In the long term, agree that you will both try to work apart from one another at the first available opportunity. In the short term, stick to professional dealings only and stop the texts and e mails. Delete his number from your phone, defriend him from social networking sites etc.

You will grieve for a while and it will be a huge loss. But nothing compared to the loss of your husband, family and your personal integrity.

Don't make the mistake of thinking your marriage or your husband are inferior. If you think they are, you created that, when you started this affair. Same for him. Your spouses are the same people they always were. Your marriages were good. Put both of your energies into restoring them to what they were and better before you both started damaging them.

paranoidandroidwreckmyownlife · 27/06/2012 20:37

My husband was doing this with a girl at work. I found out, asked them to stop, they did for a while. She dumped her boyfriend, she pursued H more. Lies, trauma, deceit, temp separation. He didn't try, refused to change jobs or give her up. I've left him, I'm devastated, our dc's are devastated.
Just found out from an old neighbour that he's had his little tart over at our marital home on numerous occasions now, including before we officailly split, inc nights when he has our children there (asleep thankfully.)
That all started as a harmless bit of flirting at work.
I want to die at times I feel so desperately upset at what he's done. I'm so angry i feel like I could kill someone. My body is filled with adrenaline all day and only switches off at night after taking a strong sleeping tablet.

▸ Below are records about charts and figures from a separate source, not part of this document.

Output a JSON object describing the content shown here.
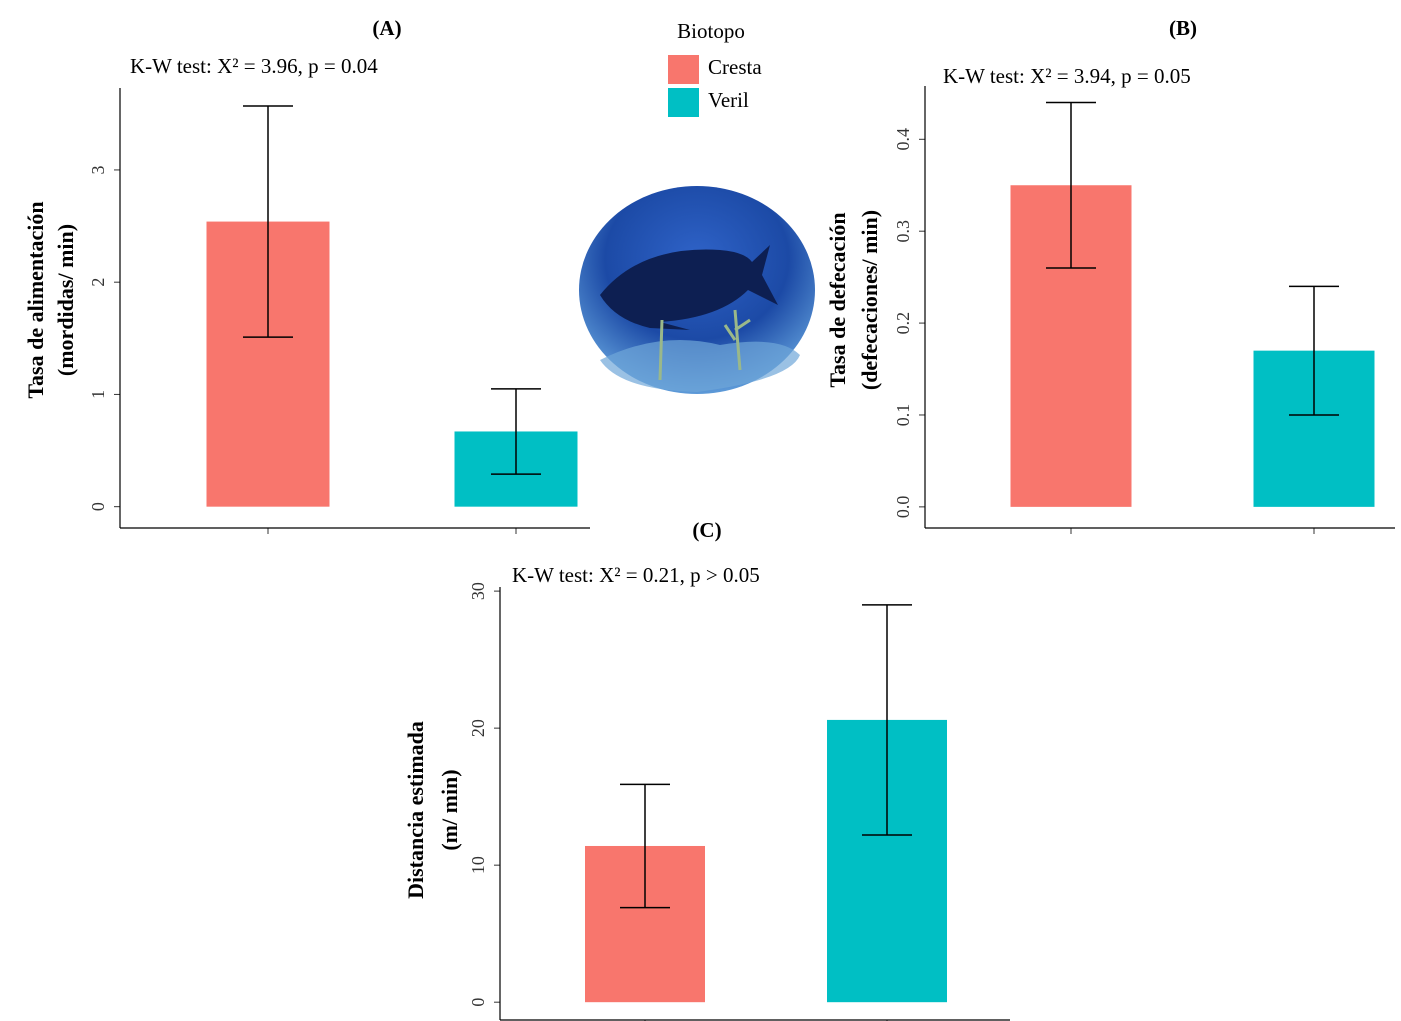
{
  "legend": {
    "title": "Biotopo",
    "entries": [
      {
        "name": "Cresta",
        "color": "#F8766D"
      },
      {
        "name": "Veril",
        "color": "#00BFC4"
      }
    ]
  },
  "chart_data": [
    {
      "type": "bar",
      "title": "(A)",
      "subtitle": "K-W test: X² = 3.96, p = 0.04",
      "ylabel": [
        "Tasa de alimentación",
        "(mordidas/ min)"
      ],
      "categories": [
        null,
        null
      ],
      "values": [
        2.54,
        0.67
      ],
      "errors": [
        1.03,
        0.38
      ],
      "ylim": [
        -0.19,
        3.73
      ],
      "yticks": [
        0,
        1,
        2,
        3
      ]
    },
    {
      "type": "bar",
      "title": "(B)",
      "subtitle": "K-W test: X² = 3.94, p = 0.05",
      "ylabel": [
        "Tasa de defecación",
        "(defecaciones/ min)"
      ],
      "categories": [
        null,
        null
      ],
      "values": [
        0.35,
        0.17
      ],
      "errors": [
        0.09,
        0.07
      ],
      "ylim": [
        -0.023,
        0.458
      ],
      "yticks": [
        {
          "value": 0,
          "label": "0.0"
        },
        0.1,
        0.2,
        0.3,
        0.4
      ]
    },
    {
      "type": "bar",
      "title": "(C)",
      "subtitle": "K-W test: X² = 0.21, p > 0.05",
      "ylabel": [
        "Distancia estimada",
        "(m/ min)"
      ],
      "categories": [
        null,
        null
      ],
      "values": [
        11.4,
        20.6
      ],
      "errors": [
        4.5,
        8.4
      ],
      "ylim": [
        -1.3,
        30.3
      ],
      "yticks": [
        0,
        10,
        20,
        30
      ]
    }
  ]
}
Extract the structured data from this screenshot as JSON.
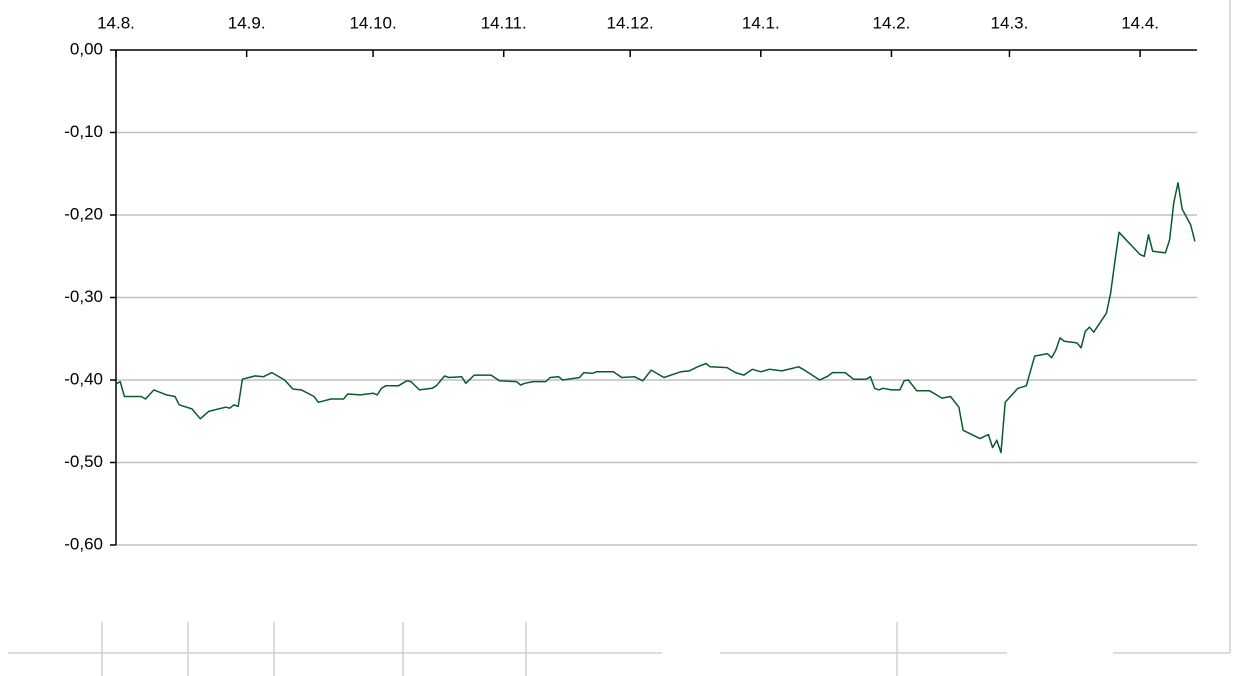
{
  "chart_data": {
    "type": "line",
    "x": [
      0,
      1,
      2,
      6,
      7,
      9,
      12,
      14,
      15,
      18,
      20,
      22,
      26,
      27,
      28,
      29,
      30,
      33,
      35,
      37,
      40,
      42,
      44,
      47,
      48,
      51,
      54,
      55,
      58,
      61,
      62,
      63,
      64,
      67,
      69,
      70,
      72,
      75,
      76,
      78,
      79,
      82,
      83,
      85,
      89,
      91,
      95,
      96,
      97,
      99,
      102,
      103,
      105,
      106,
      110,
      111,
      113,
      114,
      118,
      120,
      123,
      125,
      127,
      130,
      134,
      136,
      138,
      140,
      141,
      145,
      147,
      149,
      151,
      153,
      155,
      158,
      162,
      163,
      167,
      169,
      170,
      173,
      175,
      178,
      179,
      180,
      181,
      182,
      184,
      186,
      187,
      188,
      190,
      193,
      196,
      198,
      200,
      201,
      205,
      207,
      208,
      209,
      210,
      211,
      214,
      216,
      218,
      221,
      222,
      223,
      224,
      225,
      228,
      229,
      230,
      231,
      232,
      235,
      236,
      237,
      238,
      243,
      244,
      245,
      246,
      249,
      250,
      251,
      252,
      253,
      255,
      256
    ],
    "values": [
      -0.405,
      -0.402,
      -0.42,
      -0.42,
      -0.423,
      -0.412,
      -0.418,
      -0.42,
      -0.43,
      -0.435,
      -0.447,
      -0.438,
      -0.433,
      -0.434,
      -0.43,
      -0.432,
      -0.399,
      -0.395,
      -0.396,
      -0.391,
      -0.4,
      -0.411,
      -0.412,
      -0.42,
      -0.427,
      -0.423,
      -0.423,
      -0.417,
      -0.418,
      -0.416,
      -0.418,
      -0.41,
      -0.407,
      -0.407,
      -0.401,
      -0.402,
      -0.412,
      -0.41,
      -0.407,
      -0.395,
      -0.397,
      -0.396,
      -0.404,
      -0.394,
      -0.394,
      -0.401,
      -0.402,
      -0.406,
      -0.404,
      -0.402,
      -0.402,
      -0.397,
      -0.396,
      -0.4,
      -0.397,
      -0.391,
      -0.392,
      -0.39,
      -0.39,
      -0.397,
      -0.396,
      -0.401,
      -0.388,
      -0.397,
      -0.39,
      -0.389,
      -0.384,
      -0.38,
      -0.384,
      -0.385,
      -0.391,
      -0.394,
      -0.387,
      -0.39,
      -0.387,
      -0.389,
      -0.384,
      -0.387,
      -0.4,
      -0.395,
      -0.391,
      -0.391,
      -0.399,
      -0.399,
      -0.396,
      -0.41,
      -0.412,
      -0.41,
      -0.412,
      -0.412,
      -0.401,
      -0.4,
      -0.413,
      -0.413,
      -0.422,
      -0.42,
      -0.433,
      -0.461,
      -0.471,
      -0.466,
      -0.482,
      -0.473,
      -0.488,
      -0.427,
      -0.41,
      -0.407,
      -0.371,
      -0.368,
      -0.373,
      -0.364,
      -0.349,
      -0.353,
      -0.355,
      -0.361,
      -0.341,
      -0.336,
      -0.342,
      -0.319,
      -0.295,
      -0.257,
      -0.221,
      -0.248,
      -0.25,
      -0.224,
      -0.244,
      -0.246,
      -0.23,
      -0.185,
      -0.161,
      -0.193,
      -0.212,
      -0.232
    ],
    "color": "#0b5a2c",
    "xlim": [
      0,
      256.5
    ],
    "xticks": [
      {
        "value": 0,
        "label": "14.8."
      },
      {
        "value": 31,
        "label": "14.9."
      },
      {
        "value": 61,
        "label": "14.10."
      },
      {
        "value": 92,
        "label": "14.11."
      },
      {
        "value": 122,
        "label": "14.12."
      },
      {
        "value": 153,
        "label": "14.1."
      },
      {
        "value": 184,
        "label": "14.2."
      },
      {
        "value": 212,
        "label": "14.3."
      },
      {
        "value": 243,
        "label": "14.4."
      }
    ],
    "ylim": [
      -0.6,
      0
    ],
    "yticks": [
      {
        "value": 0,
        "label": "0,00"
      },
      {
        "value": -0.1,
        "label": "-0,10"
      },
      {
        "value": -0.2,
        "label": "-0,20"
      },
      {
        "value": -0.3,
        "label": "-0,30"
      },
      {
        "value": -0.4,
        "label": "-0,40"
      },
      {
        "value": -0.5,
        "label": "-0,50"
      },
      {
        "value": -0.6,
        "label": "-0,60"
      }
    ],
    "grid": true
  }
}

I honestly don't know how I'm carrying on, only my dc's keep me going, and I'm now sat here crying typing this.
Is this what you want to achieve??? Will it make both of you feel better???

Ameliagrey · 27/06/2012 20:45

If you are going to live to your life expectacy- say 90- then it is highly UNLIKELY that you will never meet another man who "does it for you" over the next 30 years!

You are still young, and married young too.

I suspect this is the first time you have had your head turned and felt a spark - and it's been reciprocated.

Unless you were unhappy before you met this man, then let it go.

If you were or ar unhappy now, then go for counselling alone or as a couple and see what you want to do with your marriage.

Some people stay in stale hollow marriages and need another person to give them a kick to get out- I don't think this is what you are saying.

Don't tell your DH. Tell yourself you have been a silly girl, taking an office flirtation too far. be brave and tell this other guy that it's gone too far and it's over except for being colleagues- I expect he will be relieved as well.

stargazy · 27/06/2012 21:41

Imagine your DH behaving in exactly the same way.
Imagine a call from his special work friends DH when he finds the texts.
Imagine months of trying to repair the damage,heal the hurt, regain the trust.
Imagine your DC's crying because mum and dad are on the verge of splitting up.
We stayed together.But it was shitty.And it wasn't even a physical affair.
Don't think this is just good friends.Its an affair.
At least posting on here gives you a chance to see sense and pull back.Now.